Senate Majority Leader Mitch McConnell, a Republican from Kentucky, has vowed to not extend the $600 payment beyond its July 31 expiration.

Many Senate Republicans, such as Thom Tillis from North Carolina, Rand Paul from Kentucky, Shelley Moore Capito from West Virginia, and Mitt Romney from Utah, have warned the $600 payment entices jobless workers to remain unemployed and that it should be modified. However, there is no consensus on how it should be changed.

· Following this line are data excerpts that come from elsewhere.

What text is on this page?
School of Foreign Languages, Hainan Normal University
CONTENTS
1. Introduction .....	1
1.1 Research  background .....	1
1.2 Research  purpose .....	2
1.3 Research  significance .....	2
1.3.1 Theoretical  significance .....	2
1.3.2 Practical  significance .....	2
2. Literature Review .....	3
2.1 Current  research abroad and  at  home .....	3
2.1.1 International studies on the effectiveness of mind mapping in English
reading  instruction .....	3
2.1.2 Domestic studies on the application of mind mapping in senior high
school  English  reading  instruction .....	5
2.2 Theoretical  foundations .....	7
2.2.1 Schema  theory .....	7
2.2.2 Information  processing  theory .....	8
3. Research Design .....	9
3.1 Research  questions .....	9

Larry Kudlow, the top economic adviser for the administration, said on May 26 that the White House is examining a proposal by Republican Sen. Rob Portman of Ohio that would incentivize jobless workers to return to employment by giving them a weekly bonus.

“It’s something we’re looking at very carefully. Sen. Portman has a good idea,” Kudlow told Fox News.

Portman’s proposal would provide a $450-a-week bonus for individuals who return to work. This amount would be in excess of the salaries or wages they receive and is meant to counter the $600 pandemic payment boost to unemployment benefits.

However, with double-digit unemployment rates expected to continue into next year, Senate Republicans might have a hard time selling the public on the idea of replacing the $600 payment with a bonus for hires that might not happen.

“The unemployment rate is still going to be pretty high, maybe for some time. Even as the economy starts to open up and expand again, it will take a while for some of the jobs to come back,” Senate Majority Whip John Thune, a Republican from South Dakota, told Politico. “So I suspect the program will be needed for a while. We’ll have to come up [with] some sort of solution.”